PM Modi Hails India's Best-Ever IChO Performance as All Four Win Gold
Synopsis
Key Takeaways
Prime Minister Narendra Modi on Sunday, 19 July 2026 congratulated four Indian students — Debadatta Priyadarshi, Harshit Singhal, Kabeer Chhillar, and Sandeep Kuchi — for winning gold medals at the 58th International Chemistry Olympiad (IChO), calling it India's best-ever performance at the prestigious competition.
Context
In his post on X, Modi wrote that India's 'Yuva Shakti' (youth power) 'continues to make a mark globally,' adding that the four students' 'brilliance, dedication and passion for science have made the entire nation proud.' He noted the result would 'motivate countless young minds to study and excel in chemistry.' All four members of India's four-student team returned with gold — a clean sweep that marks the country's strongest showing in the olympiad's history.
The International Chemistry Olympiad is an annual global competition for secondary-school students, held each July and widely regarded as the most rigorous pre-university chemistry contest in the world. India has participated since 1999, with teams selected and trained by the Homi Bhabha Centre for Science Education (HBCSE), a unit of the Tata Institute of Fundamental Research.
Policy Backdrop
HBCSE runs the National Standard Examination in Chemistry and a multi-stage training camp that culminates in the selection of a four-member squad. The programme sits within a broader olympiad ecosystem covering physics, mathematics, biology, and astronomy, all of which have produced incremental medal gains over the past two decades.
The government's INSPIRE scheme, launched in 2008, provides scholarships and mentorship to top-performing school students in science, creating a pipeline that feeds into olympiad preparation. The National Education Policy 2020 further emphasised early identification of talent and research-oriented science education at the secondary level — a framework that directly supports the kind of specialised coaching HBCSE provides.
Stakeholders and Impact
The four gold medallists — Debadatta Priyadarshi, Harshit Singhal, Kabeer Chhillar, and Sandeep Kuchi — are among a small cohort of students who each year undergo months of intensive residential training at HBCSE before representing India on the global stage. Their clean sweep is a milestone for the programme and for Indian science education broadly.

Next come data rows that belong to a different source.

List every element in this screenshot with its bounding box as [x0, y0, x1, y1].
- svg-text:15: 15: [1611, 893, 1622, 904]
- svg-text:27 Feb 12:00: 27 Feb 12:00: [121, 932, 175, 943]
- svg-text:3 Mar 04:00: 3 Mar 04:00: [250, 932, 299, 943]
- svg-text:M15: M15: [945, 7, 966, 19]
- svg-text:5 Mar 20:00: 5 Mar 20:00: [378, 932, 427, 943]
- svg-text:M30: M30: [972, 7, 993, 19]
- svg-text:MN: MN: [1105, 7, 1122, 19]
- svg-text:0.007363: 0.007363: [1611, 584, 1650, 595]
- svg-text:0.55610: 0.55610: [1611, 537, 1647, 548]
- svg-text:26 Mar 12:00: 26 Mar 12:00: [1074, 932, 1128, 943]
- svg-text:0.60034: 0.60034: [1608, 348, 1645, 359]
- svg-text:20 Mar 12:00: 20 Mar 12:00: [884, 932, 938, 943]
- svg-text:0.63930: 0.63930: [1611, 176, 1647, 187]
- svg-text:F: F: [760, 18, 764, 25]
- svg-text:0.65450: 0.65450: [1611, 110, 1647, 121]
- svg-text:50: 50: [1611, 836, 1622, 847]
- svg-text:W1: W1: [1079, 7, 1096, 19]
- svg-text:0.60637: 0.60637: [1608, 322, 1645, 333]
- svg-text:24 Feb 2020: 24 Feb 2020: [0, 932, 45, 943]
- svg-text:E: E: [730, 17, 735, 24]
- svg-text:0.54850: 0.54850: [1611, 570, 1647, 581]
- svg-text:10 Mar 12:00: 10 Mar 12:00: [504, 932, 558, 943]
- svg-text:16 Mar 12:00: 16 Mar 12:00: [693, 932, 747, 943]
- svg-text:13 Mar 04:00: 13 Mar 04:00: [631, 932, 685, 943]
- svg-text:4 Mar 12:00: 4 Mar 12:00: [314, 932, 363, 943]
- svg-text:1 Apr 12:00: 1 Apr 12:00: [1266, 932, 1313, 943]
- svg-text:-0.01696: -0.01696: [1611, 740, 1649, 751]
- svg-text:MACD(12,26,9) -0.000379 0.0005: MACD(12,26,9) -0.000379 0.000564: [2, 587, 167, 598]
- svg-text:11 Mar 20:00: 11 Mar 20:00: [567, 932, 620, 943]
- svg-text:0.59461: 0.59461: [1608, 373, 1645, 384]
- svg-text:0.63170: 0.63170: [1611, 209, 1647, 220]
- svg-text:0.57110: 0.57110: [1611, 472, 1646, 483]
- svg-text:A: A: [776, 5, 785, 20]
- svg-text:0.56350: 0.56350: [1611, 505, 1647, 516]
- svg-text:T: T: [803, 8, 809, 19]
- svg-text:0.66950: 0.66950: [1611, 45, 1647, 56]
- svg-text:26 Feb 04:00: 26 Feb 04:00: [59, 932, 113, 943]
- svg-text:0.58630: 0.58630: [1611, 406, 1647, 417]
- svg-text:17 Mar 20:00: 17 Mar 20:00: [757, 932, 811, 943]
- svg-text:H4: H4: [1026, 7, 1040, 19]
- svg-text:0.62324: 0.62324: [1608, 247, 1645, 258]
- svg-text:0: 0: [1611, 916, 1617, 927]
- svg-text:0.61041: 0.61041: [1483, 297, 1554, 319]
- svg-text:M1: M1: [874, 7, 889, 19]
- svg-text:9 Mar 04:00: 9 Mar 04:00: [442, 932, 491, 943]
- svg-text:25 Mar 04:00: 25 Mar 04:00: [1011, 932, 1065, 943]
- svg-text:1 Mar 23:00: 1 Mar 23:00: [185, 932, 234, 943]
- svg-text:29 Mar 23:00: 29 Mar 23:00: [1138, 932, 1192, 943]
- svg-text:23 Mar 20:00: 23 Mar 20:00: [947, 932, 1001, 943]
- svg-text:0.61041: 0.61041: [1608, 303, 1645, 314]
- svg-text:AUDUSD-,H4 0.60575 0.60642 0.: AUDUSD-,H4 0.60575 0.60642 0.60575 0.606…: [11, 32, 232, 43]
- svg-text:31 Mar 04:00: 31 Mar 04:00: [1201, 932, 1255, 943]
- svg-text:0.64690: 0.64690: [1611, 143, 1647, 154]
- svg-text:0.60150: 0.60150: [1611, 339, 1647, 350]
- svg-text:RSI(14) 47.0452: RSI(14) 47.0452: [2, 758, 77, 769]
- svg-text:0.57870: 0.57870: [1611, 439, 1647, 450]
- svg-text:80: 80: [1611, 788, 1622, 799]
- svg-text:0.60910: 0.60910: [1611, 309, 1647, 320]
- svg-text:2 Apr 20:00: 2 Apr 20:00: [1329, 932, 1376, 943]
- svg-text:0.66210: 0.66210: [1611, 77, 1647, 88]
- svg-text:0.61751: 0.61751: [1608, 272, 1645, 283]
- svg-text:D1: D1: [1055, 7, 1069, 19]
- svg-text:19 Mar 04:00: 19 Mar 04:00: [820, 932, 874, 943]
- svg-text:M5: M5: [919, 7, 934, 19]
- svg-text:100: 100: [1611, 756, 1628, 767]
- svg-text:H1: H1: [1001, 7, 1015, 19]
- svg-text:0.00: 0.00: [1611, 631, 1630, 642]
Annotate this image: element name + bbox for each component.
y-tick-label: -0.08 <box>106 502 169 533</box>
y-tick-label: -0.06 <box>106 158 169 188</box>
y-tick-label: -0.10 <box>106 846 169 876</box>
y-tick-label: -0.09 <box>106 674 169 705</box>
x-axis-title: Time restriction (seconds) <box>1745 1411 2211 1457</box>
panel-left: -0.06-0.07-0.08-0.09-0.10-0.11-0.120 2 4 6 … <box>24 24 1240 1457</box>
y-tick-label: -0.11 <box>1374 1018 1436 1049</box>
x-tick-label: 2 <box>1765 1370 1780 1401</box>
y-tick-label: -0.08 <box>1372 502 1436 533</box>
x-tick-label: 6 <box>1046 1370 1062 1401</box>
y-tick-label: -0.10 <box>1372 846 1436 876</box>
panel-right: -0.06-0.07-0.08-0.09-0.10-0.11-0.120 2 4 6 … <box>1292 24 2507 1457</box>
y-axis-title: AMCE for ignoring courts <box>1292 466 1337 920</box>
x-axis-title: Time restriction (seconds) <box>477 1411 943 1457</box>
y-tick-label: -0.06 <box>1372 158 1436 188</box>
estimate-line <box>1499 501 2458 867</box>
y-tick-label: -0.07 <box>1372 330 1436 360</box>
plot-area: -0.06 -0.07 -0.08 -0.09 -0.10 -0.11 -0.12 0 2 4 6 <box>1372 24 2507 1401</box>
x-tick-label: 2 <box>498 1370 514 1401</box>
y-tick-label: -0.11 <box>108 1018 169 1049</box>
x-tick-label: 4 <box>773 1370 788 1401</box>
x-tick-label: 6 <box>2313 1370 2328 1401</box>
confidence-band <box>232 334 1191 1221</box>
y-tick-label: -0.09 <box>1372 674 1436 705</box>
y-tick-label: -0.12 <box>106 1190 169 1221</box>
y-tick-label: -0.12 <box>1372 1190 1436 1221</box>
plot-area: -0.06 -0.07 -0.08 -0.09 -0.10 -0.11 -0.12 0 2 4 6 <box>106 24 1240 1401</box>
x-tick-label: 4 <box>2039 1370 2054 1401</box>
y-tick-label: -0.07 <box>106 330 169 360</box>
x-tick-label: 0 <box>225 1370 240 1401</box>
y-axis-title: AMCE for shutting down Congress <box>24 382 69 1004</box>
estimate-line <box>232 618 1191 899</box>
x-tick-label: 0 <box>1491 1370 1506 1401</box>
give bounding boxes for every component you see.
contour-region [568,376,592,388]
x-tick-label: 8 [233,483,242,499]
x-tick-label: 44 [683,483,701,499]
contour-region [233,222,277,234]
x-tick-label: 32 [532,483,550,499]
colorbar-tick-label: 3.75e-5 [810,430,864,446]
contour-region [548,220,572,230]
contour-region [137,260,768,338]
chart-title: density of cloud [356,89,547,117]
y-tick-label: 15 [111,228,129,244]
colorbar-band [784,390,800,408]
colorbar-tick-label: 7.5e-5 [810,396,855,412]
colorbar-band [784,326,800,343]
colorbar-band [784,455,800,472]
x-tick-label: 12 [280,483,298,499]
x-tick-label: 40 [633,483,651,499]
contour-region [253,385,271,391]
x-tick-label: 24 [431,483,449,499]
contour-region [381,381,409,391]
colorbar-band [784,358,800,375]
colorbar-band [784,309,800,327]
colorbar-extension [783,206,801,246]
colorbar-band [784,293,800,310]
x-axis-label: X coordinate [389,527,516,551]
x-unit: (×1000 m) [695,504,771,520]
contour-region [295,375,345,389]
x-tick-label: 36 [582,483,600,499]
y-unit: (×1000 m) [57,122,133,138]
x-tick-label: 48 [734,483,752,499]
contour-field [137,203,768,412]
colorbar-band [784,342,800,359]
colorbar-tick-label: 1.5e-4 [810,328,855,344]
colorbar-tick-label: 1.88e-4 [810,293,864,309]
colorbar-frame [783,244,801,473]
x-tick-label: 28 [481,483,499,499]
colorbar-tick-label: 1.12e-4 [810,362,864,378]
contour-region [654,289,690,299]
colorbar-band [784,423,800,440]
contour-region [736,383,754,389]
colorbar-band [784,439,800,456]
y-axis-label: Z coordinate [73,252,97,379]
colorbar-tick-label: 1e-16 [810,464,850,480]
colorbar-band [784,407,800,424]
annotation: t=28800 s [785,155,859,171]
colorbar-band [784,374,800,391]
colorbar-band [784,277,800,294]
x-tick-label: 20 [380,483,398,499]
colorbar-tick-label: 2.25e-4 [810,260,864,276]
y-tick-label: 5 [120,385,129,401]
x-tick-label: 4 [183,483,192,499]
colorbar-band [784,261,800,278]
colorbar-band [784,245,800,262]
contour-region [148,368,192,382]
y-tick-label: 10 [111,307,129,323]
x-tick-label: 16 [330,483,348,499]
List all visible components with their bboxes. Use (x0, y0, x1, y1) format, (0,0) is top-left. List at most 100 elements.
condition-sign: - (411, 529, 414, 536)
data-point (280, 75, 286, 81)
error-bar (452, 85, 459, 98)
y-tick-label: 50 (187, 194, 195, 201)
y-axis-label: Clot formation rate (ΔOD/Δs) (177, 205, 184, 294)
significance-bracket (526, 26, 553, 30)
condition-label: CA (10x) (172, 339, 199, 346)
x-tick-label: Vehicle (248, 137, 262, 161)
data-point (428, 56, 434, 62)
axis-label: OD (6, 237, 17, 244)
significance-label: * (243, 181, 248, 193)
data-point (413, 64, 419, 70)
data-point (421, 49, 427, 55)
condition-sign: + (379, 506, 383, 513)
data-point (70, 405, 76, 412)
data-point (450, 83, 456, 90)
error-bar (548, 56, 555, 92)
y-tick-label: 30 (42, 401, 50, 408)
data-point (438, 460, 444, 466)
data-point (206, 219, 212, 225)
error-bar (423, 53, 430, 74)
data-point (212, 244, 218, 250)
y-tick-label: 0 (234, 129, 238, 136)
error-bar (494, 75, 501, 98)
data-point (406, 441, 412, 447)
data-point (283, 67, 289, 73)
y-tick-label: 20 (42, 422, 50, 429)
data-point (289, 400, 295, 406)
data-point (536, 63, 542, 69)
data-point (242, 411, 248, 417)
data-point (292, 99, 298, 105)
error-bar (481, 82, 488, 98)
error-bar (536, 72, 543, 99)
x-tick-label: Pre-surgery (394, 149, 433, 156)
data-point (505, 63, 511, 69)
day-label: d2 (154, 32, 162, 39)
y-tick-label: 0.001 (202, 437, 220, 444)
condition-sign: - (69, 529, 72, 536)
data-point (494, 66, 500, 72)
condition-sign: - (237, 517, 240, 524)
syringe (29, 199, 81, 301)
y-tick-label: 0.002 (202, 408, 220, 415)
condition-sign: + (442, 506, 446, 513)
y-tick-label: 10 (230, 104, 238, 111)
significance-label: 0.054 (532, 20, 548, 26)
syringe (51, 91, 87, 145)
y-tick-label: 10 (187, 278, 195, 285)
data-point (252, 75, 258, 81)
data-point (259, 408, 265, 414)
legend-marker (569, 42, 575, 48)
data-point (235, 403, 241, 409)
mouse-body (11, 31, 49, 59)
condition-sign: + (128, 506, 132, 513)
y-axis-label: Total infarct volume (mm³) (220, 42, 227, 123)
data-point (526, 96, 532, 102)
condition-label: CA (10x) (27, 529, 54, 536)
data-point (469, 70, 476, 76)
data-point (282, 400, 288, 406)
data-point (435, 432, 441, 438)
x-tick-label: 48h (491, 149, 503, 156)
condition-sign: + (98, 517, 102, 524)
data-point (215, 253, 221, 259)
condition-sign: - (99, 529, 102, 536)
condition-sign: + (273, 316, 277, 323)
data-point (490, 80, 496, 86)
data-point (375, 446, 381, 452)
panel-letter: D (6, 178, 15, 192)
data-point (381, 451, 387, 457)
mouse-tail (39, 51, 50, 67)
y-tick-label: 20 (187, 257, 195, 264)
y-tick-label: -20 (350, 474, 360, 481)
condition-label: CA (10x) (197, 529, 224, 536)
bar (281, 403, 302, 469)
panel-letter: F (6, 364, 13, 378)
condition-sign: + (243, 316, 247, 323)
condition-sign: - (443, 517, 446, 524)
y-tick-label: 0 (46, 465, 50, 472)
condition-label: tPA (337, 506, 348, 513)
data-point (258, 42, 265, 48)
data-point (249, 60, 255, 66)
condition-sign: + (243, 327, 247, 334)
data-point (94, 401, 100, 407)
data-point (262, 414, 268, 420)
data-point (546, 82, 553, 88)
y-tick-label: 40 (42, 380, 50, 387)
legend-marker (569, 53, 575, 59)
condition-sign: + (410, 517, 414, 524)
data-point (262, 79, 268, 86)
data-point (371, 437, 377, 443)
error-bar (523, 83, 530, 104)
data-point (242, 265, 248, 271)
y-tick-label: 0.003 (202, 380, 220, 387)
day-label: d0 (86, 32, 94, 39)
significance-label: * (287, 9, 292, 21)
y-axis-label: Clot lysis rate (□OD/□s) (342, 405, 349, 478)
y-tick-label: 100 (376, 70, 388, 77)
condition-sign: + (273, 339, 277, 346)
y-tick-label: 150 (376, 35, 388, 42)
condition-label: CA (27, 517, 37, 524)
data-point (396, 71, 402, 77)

Beyond individual recognition, the result carries institutional weight. A perfect gold-medal haul signals that India's olympiad infrastructure — selection rigour, training depth, and institutional support — has matured significantly. Aspiring researchers across the country, particularly those enrolled in science-focused secondary schools, are likely to view this outcome as evidence that the path from classroom to international podium is achievable.
What's Next
Attention will now turn to parallel performances at the International Physics Olympiad, International Mathematical Olympiad, and International Biology Olympiad in the same season, as India seeks to build on its growing reputation across science disciplines. The 59th IChO will provide the next benchmark for whether this year's clean sweep can be matched or exceeded.
Domestically, the result may strengthen calls for expanded HBCSE training capacity and greater budgetary support for olympiad programmes in the upcoming Union Budget cycle, as policymakers look to institutionalise what has so far been an incremental success story.